Through my corporate experiences and yoga practice, I have internalized that the happiness gained through success or materialism is only temporary. I realize that, though I may look at someone and think they have everything, the reality of their life may be very different than it appears. Contentment is a deep-seated sense of accepting — and fully experiencing — where you are at any given moment. Too often, we get so busy that we don’t even notice where we are, and, when we finally come up for air, we focus on where we were or where we want to be. But before we can be content with where we are, we must first be aware of where we are. The yogic premise is that what exists in the present moment is enough. Contentment is also about being happy with who you are. Many people who have reached a certain level of success don’t find contentment. Why? They are always driven to want more and are unhappy with themselves. I did not find contentment by having a “successful” career; I found it by trusting myself and letting go of my tendency to compare myself to others or to ideals I could never achieve.

Patanjali’s eight-limb path of yoga offers guidelines for a meaningful and purposeful life. The second limb contains five internal practices of Niyama (observance). The niyamas are individual practices that describe how we should act toward ourselves and encourage us to live and work better by applying a little discipline to areas we may not always pay much attention to.

The second niyama is santosha, which means to be content — to just be. It’s important to be clear on this: contentment does not preclude ambition. It does not mean that you will not want more. Contentment is gratitude, appreciation, and acceptance for the way things are now. We feel like we can never be content until we attain that next level — we are always striving for change, improvement, or the next promotion, but the truth is that we can create it now.

Take a moment and look around you. Describe your space without making any judgments. Instead of saying the room is cheerful or dreary (words of judgment), simply observe the texture of the carpet or floor, the color of the room, and the positioning of your furniture.

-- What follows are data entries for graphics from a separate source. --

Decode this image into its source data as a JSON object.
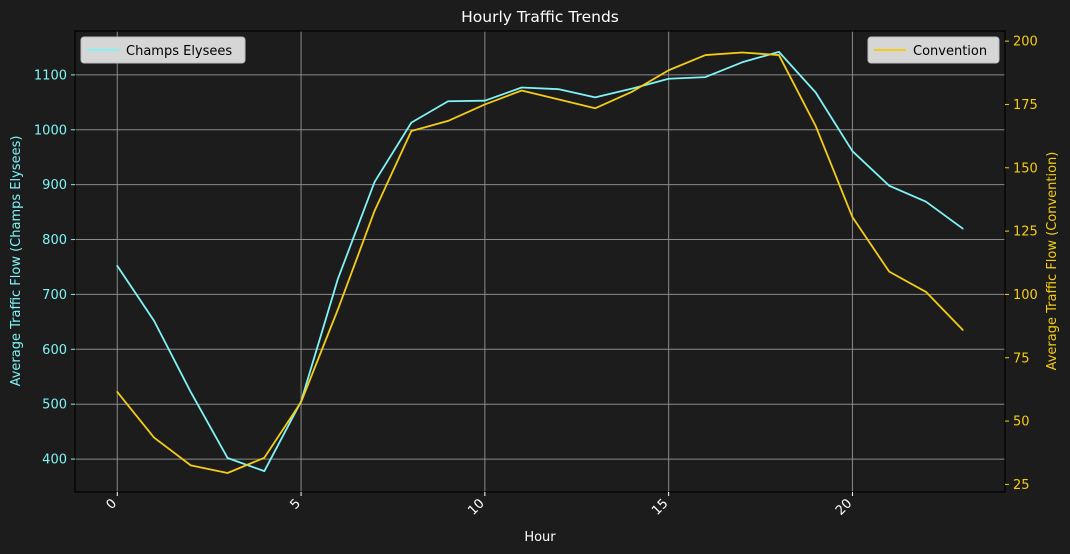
{
  "chart_data": {
    "type": "line",
    "title": "Hourly Traffic Trends",
    "xlabel": "Hour",
    "ylabel_left": "Average Traffic Flow (Champs Elysees)",
    "ylabel_right": "Average Traffic Flow (Convention)",
    "x": [
      0,
      1,
      2,
      3,
      4,
      5,
      6,
      7,
      8,
      9,
      10,
      11,
      12,
      13,
      14,
      15,
      16,
      17,
      18,
      19,
      20,
      21,
      22,
      23
    ],
    "xlim": [
      -1.15,
      24.15
    ],
    "x_ticks": [
      0,
      5,
      10,
      15,
      20
    ],
    "ylim_left": [
      340,
      1180
    ],
    "y_ticks_left": [
      400,
      500,
      600,
      700,
      800,
      900,
      1000,
      1100
    ],
    "ylim_right": [
      22,
      204
    ],
    "y_ticks_right": [
      25,
      50,
      75,
      100,
      125,
      150,
      175,
      200
    ],
    "grid": true,
    "series": [
      {
        "name": "Champs Elysees",
        "axis": "left",
        "color": "#7ff3f5",
        "legend_position": "top-left",
        "values": [
          752,
          652,
          522,
          402,
          378,
          505,
          728,
          905,
          1013,
          1052,
          1053,
          1077,
          1074,
          1059,
          1075,
          1093,
          1096,
          1123,
          1142,
          1068,
          961,
          898,
          869,
          820
        ]
      },
      {
        "name": "Convention",
        "axis": "right",
        "color": "#f5cc14",
        "legend_position": "top-right",
        "values": [
          61.5,
          43.5,
          32.5,
          29.5,
          35.5,
          57.5,
          94,
          133,
          164.5,
          168.5,
          175,
          180.5,
          177,
          173.5,
          180,
          188.5,
          194.5,
          195.5,
          194.5,
          166.5,
          130.5,
          109,
          101,
          86
        ]
      }
    ]
  }
}
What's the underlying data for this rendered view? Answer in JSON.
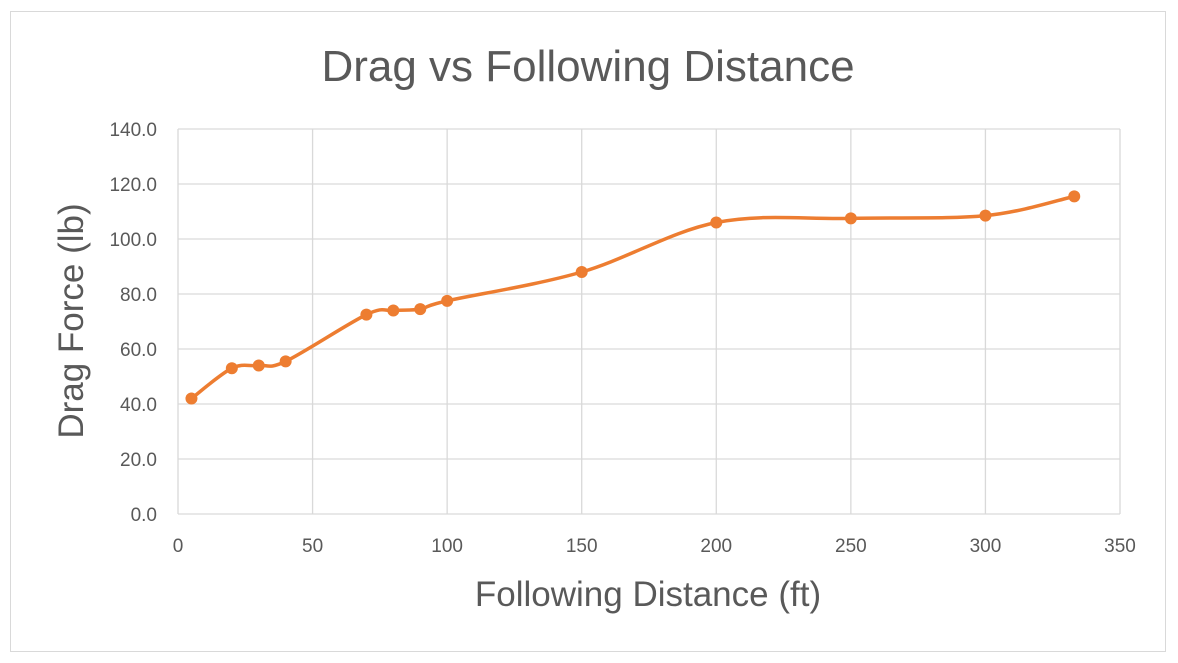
{
  "chart_data": {
    "type": "scatter",
    "title": "Drag vs Following Distance",
    "xlabel": "Following Distance (ft)",
    "ylabel": "Drag Force (lb)",
    "xlim": [
      0,
      350
    ],
    "ylim": [
      0,
      140
    ],
    "x_ticks": [
      "0",
      "50",
      "100",
      "150",
      "200",
      "250",
      "300",
      "350"
    ],
    "y_ticks": [
      "0.0",
      "20.0",
      "40.0",
      "60.0",
      "80.0",
      "100.0",
      "120.0",
      "140.0"
    ],
    "grid": true,
    "legend": "none",
    "line_style": "smoothed",
    "series": [
      {
        "color": "#ED7D31",
        "points": [
          {
            "x": 5,
            "y": 42.0
          },
          {
            "x": 20,
            "y": 53.0
          },
          {
            "x": 30,
            "y": 54.0
          },
          {
            "x": 40,
            "y": 55.5
          },
          {
            "x": 70,
            "y": 72.5
          },
          {
            "x": 80,
            "y": 74.0
          },
          {
            "x": 90,
            "y": 74.5
          },
          {
            "x": 100,
            "y": 77.5
          },
          {
            "x": 150,
            "y": 88.0
          },
          {
            "x": 200,
            "y": 106.0
          },
          {
            "x": 250,
            "y": 107.5
          },
          {
            "x": 300,
            "y": 108.5
          },
          {
            "x": 333,
            "y": 115.5
          }
        ]
      }
    ]
  }
}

Perhaps the walls are beige, the desk is facing the window, the fabric on your chair is slightly worn, or there is a photo of someone you love next to your computer. By noticing without judging, we allow ourselves to be aware of the present moment. Contentment comes when we are most aware of the present moment, and through the power of contentment, happiness becomes a more viable choice.

On Thanksgiving Day, if only for a few moments, commit to practicing santosha and expressing gratitude. Try to focus on all that you have, rather than what you don’t have or what you think you deserve. Voice your gratitude to the people who mean the most to you. Your efforts may have enormous benefit not only for them, but for you.